В архиерейском доме был приготовлен пышный поминальный обед. Среди присутствующих чувствовалось какое-то смятение. Что случилось? Оказалось, что в одну из первых карет, в которой ехали два протоиерея, была брошена бомба. К счастью, она не взорвалась — скатилась в углубление для стока воды, но стекла кареты разлетелись вдребезги. Нас сопровождали гусары и казаки. Они набросились на дом, откуда бомба была брошена, изрешетили его пулями. Двоих преступников арестовали. Дальнейшую судьбу их я не знаю. Я был возмущен. Даже мирную процессию и ту не пожалели! На обеде я смело высказался, горячо говорил об отеческом, попечительном отношении покойного владыки к духовенству и народу, которое заслуживало большей любви и ревности, чем это было проявлено сегодня… Я видел, как некоторые духовные лица дорогой ускользали… Один протоирей мне ответил: "Покойник нас понял бы, а вот молодой нас не понимает".

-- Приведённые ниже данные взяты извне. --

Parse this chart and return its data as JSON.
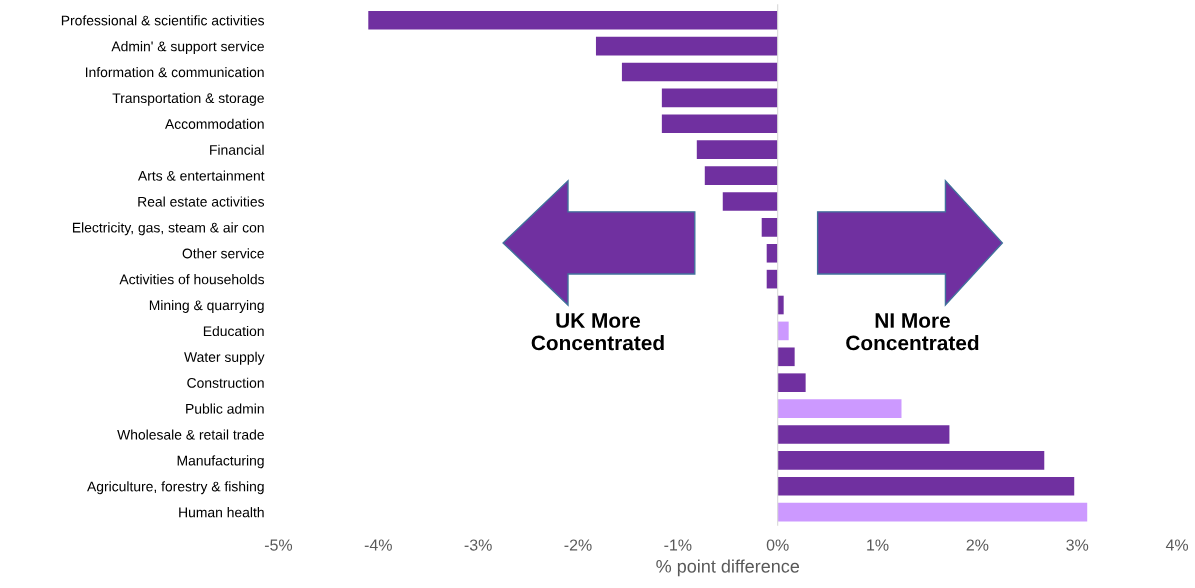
{
  "chart_data": {
    "type": "bar",
    "orientation": "horizontal",
    "xlabel": "% point difference",
    "categories": [
      "Professional & scientific activities",
      "Admin' & support service",
      "Information & communication",
      "Transportation & storage",
      "Accommodation",
      "Financial",
      "Arts & entertainment",
      "Real estate activities",
      "Electricity, gas, steam & air con",
      "Other service",
      "Activities of households",
      "Mining & quarrying",
      "Education",
      "Water supply",
      "Construction",
      "Public admin",
      "Wholesale & retail trade",
      "Manufacturing",
      "Agriculture, forestry & fishing",
      "Human health"
    ],
    "values": [
      -4.1,
      -1.82,
      -1.56,
      -1.16,
      -1.16,
      -0.81,
      -0.73,
      -0.55,
      -0.16,
      -0.11,
      -0.11,
      0.06,
      0.11,
      0.17,
      0.28,
      1.24,
      1.72,
      2.67,
      2.97,
      3.1
    ],
    "colors": [
      "#7030a0",
      "#7030a0",
      "#7030a0",
      "#7030a0",
      "#7030a0",
      "#7030a0",
      "#7030a0",
      "#7030a0",
      "#7030a0",
      "#7030a0",
      "#7030a0",
      "#7030a0",
      "#cc99ff",
      "#7030a0",
      "#7030a0",
      "#cc99ff",
      "#7030a0",
      "#7030a0",
      "#7030a0",
      "#cc99ff"
    ],
    "xlim": [
      -5,
      4
    ],
    "xticks": [
      {
        "value": -5,
        "label": "-5%"
      },
      {
        "value": -4,
        "label": "-4%"
      },
      {
        "value": -3,
        "label": "-3%"
      },
      {
        "value": -2,
        "label": "-2%"
      },
      {
        "value": -1,
        "label": "-1%"
      },
      {
        "value": 0,
        "label": "0%"
      },
      {
        "value": 1,
        "label": "1%"
      },
      {
        "value": 2,
        "label": "2%"
      },
      {
        "value": 3,
        "label": "3%"
      },
      {
        "value": 4,
        "label": "4%"
      }
    ],
    "annotations": [
      "UK More\nConcentrated",
      "NI More\nConcentrated"
    ]
  }
}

После похорон недели две мне пришлось прожить в Варшаве. Пришел указ Святейшего Синода: впредь до назначения нового архиепископа я должен управлять одновременно и Варшавской, и Холмской епархиями. Епископ Никандр уехал в Вильно. Я жил в архиерейском доме. Члены консистории моим пребыванием в Варшаве не очень были довольны. Поводом к неудовольствию послужило следующее обстоятельство:
"17 октября" всколыхнуло всю Россию. Реформа государственного устройства повлекла за собой и проект реформы Церкви. Записка графа Витте была знаменательным событием. Он внес ее на рассмотрение особого комитета под председательством Петербургского митрополита Антония, в который вошли виднейшие государственно-административные лица. В своих работах совещание должно было учитывать тревожное предостережение, запечатленное крылатым словом "Русская Церковь в параличе". Совещанию предстояло обсудить преобразования в церковном управлении, а также вопрос о созыве Церковного Собора и о патриаршестве. Тут возник конфликт между Победоносцевым и Саблером. Победоносцев не сочувствовал обновлению государственного и церковного строя. Поборник абсолютизма, он не скрывал своего неудовольствия. На совещание не поехал — прислал Саблера: когда у него возникали трения с кем-нибудь из архиереев, обычно их улаживал Саблер. Так было, когда Победоносцев поссорился с митрополитом Палладием. Саблер уладил конфликт с помощью спокойного и мудрого Финляндского архиепископа Антония [31], которого томило, как и многих иерархов, засилие бюрократизма в Церкви; он поддерживал с Саблером добрые отношения. Архиепископ Антоний как-то раз откровенно сказал ему: "Знаете, Владимир Карлович, мы вас любим, но у нас камень за пазухой против засилия Обер-Прокурора". Саблер отшутился: "Я не знал, что сердце владык — каменоломня…"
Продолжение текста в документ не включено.